= Tiago Carneiro da Cunha =

Brazilian artist

Tiago Carneiro da Cunha (born 1973 in São Paulo, Brazil), is a Brazilian artist.

He is the son of José Mariano Carneiro da Cunha and Manuela Carneiro da Cunha, anthropologists. During his formative years, he took life-drawing classes in the studio of local painter Sergio Sister, drew comics, which were published, when he was 17, in the Brazilian underground comics mag Animal), and worked as a freelance illustrator for Folha de S.Paulo newspaper and DPZ advertising agency.

In his early twenties, after a year studying visual arts at Parsons School, New York, he worked as an assistant to theatre director and visual artist Robert Wilson in several stage productions in Europe and the US. He moved to Barcelona in 1995, where he continued his studies and helped create the XXX collective, with which he presented performances in museums and festivals in Spain and Portugal (Fundació Miró, CCCB, Expo98), and which received the KRTU prize from the Government of Catalunya in 1996.

On his return to Brazil in 1998, he was awarded the Apartes Scholarship, from the Brazilian Ministry of Education's CAPES Institute, for postgraduate studies in Visual Arts at Goldsmiths College London, where he is tutored by artists such as the Chapman Brothers, Liam Gillick, Martin Maloney, Cerith Wyn Evans, Pierre Bismuth, Richard Wentworth and Michael Craig-Martin among others. In collaboration with Eva Bensasson, he organizes the collective exhibition "nonstop opening"(1999), which shows hundreds of young artists in the Acava Studios Gallery in Soho, and which later receives an edition in Lisbon at the Galeria Zé dos Bois (2000, organized by João Pedro Vale, Nuno Ferreira & Vasco Araújo). Also during his stay in London, he works for a year as an assistant to British artist Liam Gillick.
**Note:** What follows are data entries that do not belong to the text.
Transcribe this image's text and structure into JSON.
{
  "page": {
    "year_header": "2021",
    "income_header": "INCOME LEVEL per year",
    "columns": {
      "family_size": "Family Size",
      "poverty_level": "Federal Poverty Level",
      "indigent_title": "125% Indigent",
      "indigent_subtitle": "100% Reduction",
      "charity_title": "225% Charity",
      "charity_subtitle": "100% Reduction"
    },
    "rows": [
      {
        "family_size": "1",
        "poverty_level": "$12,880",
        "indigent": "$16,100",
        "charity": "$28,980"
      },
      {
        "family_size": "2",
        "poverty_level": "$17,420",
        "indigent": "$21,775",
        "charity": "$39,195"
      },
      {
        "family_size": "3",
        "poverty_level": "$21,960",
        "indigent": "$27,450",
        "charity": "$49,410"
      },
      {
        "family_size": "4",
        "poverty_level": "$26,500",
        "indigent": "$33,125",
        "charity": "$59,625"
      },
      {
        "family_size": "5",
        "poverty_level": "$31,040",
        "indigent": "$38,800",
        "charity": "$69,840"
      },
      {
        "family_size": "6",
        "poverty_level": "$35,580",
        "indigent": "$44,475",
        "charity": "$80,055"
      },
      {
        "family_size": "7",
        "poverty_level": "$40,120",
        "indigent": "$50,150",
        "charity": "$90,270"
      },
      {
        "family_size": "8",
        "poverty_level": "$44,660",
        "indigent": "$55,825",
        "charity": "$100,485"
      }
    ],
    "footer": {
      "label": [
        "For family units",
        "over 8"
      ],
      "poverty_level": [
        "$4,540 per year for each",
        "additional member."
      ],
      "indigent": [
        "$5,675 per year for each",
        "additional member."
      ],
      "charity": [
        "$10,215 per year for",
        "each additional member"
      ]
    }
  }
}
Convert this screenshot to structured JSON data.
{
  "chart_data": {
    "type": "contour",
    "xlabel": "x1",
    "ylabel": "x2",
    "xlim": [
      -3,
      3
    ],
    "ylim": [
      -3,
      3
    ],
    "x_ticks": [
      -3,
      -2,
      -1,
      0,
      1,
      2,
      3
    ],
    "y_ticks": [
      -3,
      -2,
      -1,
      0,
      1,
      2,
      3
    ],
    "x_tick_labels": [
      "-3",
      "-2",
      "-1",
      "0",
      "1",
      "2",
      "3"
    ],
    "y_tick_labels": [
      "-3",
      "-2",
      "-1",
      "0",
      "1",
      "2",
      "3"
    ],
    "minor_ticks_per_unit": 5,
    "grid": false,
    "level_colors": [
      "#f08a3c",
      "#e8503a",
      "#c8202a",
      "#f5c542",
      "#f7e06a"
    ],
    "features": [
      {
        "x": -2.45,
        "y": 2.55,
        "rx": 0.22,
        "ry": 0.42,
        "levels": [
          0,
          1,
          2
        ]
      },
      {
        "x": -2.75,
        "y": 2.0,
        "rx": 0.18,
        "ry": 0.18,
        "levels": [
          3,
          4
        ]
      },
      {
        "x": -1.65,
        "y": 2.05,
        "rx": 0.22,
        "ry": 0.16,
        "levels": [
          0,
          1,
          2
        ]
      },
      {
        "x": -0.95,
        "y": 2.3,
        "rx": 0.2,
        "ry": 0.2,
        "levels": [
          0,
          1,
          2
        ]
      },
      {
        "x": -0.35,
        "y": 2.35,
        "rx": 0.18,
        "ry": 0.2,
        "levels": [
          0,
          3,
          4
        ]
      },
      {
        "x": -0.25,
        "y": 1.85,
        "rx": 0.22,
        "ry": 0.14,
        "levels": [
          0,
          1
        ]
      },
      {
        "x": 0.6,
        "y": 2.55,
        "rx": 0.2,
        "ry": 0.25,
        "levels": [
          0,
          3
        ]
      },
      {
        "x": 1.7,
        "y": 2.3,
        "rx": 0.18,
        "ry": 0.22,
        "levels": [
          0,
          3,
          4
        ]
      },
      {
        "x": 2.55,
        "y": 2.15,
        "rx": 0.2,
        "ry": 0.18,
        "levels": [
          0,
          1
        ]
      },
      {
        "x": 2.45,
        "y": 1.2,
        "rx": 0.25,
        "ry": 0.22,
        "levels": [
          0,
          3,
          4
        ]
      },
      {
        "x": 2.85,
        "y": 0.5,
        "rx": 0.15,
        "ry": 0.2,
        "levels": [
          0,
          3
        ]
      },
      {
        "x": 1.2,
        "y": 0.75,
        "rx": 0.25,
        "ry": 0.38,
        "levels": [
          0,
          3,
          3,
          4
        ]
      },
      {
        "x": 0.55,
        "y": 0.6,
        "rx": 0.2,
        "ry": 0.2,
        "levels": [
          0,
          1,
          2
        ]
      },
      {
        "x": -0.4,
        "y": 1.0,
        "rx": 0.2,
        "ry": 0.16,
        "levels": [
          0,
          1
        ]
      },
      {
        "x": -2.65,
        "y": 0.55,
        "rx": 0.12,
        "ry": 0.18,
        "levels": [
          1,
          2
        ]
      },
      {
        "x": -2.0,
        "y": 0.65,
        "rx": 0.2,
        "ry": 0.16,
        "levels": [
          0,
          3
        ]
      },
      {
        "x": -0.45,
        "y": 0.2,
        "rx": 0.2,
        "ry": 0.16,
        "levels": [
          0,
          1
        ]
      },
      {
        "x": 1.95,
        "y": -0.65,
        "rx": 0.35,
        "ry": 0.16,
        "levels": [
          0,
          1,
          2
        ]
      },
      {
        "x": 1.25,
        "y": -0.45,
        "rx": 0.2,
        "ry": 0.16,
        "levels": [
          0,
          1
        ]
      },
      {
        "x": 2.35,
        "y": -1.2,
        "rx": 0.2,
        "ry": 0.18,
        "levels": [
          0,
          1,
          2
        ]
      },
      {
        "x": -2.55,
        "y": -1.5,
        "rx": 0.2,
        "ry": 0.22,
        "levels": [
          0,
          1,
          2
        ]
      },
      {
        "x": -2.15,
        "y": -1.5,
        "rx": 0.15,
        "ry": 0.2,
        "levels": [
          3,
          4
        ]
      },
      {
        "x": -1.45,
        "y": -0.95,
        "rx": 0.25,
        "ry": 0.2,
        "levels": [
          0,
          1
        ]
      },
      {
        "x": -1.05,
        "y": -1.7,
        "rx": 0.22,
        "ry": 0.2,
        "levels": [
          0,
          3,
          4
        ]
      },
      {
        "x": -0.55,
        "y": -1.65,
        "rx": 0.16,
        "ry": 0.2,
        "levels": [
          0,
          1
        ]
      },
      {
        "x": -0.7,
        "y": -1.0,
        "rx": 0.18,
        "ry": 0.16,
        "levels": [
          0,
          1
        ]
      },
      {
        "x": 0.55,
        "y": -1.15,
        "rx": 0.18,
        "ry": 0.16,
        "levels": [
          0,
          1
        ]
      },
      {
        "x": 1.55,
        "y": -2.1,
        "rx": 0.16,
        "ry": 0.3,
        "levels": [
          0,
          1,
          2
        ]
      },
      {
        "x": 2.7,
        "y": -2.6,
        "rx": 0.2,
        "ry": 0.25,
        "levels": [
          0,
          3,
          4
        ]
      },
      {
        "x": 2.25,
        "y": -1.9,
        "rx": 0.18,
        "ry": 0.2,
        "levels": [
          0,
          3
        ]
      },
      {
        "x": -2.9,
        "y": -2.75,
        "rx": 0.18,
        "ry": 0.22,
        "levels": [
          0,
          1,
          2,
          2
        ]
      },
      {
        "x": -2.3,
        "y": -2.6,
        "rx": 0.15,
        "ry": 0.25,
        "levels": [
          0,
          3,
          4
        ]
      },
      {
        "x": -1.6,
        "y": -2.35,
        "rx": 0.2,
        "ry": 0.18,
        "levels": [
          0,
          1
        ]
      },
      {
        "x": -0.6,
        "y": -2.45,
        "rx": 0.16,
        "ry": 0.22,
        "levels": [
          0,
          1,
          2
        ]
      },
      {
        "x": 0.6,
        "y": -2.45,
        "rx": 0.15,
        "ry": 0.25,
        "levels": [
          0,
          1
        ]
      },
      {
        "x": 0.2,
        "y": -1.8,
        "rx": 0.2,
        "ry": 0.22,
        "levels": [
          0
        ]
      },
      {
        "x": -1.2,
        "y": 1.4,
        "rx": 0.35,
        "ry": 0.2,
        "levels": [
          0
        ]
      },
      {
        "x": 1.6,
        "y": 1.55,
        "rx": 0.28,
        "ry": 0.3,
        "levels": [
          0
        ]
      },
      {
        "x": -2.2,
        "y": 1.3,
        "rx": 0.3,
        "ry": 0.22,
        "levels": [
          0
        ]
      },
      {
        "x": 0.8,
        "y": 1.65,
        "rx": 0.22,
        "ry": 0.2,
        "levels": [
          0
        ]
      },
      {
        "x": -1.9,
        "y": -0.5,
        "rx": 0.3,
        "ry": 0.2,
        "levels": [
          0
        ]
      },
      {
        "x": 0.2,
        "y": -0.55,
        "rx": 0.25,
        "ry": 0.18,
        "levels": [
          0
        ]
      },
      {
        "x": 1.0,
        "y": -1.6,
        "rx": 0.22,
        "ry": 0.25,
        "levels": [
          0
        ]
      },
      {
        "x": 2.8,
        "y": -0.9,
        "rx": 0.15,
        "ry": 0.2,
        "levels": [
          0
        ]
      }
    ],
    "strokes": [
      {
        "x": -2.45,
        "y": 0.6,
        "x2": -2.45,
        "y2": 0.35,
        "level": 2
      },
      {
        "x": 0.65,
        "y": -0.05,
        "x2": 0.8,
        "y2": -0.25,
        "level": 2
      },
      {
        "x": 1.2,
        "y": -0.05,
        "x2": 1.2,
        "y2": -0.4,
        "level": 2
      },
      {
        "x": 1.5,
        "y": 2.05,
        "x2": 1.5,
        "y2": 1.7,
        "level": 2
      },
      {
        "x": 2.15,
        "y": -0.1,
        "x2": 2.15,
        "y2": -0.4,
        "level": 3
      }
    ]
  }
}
In 2001, he returned to Brazil for an exhibition with Enrico David at the AGORA/Capacete Gallery, Rio de Janeiro, and for his first one-man show at Galeria Fortes Vilaça, São Paulo (2002), which established himself permanently in Rio de Janeiro. In 2006, he has his first one-man show in a London Gallery, at Kate Macgarry Gallery. He participated on a regular basis in group shows at museums and institutions in Brazil and abroad, and his work is part of collections such as the Saatchi Collection UK, Arizona State Art Museum Permanent Collection USA, Thyssen-Bornemissa TBA21 Collection Austria, and Coleção Gilberto Chateaubriand/MAM Rio de Janeiro, amongst others. In early 2009, Tiago Carneiro showed his work at Misako and Rosen Gallery, Tokyo, together with Erika Verzutti; in 2008, he had a solo show at Galeria VPF in Lisbon. He was the resident artist and guest tutor at the University of the Arts, Philadelphia, USA, in the fall of 2009.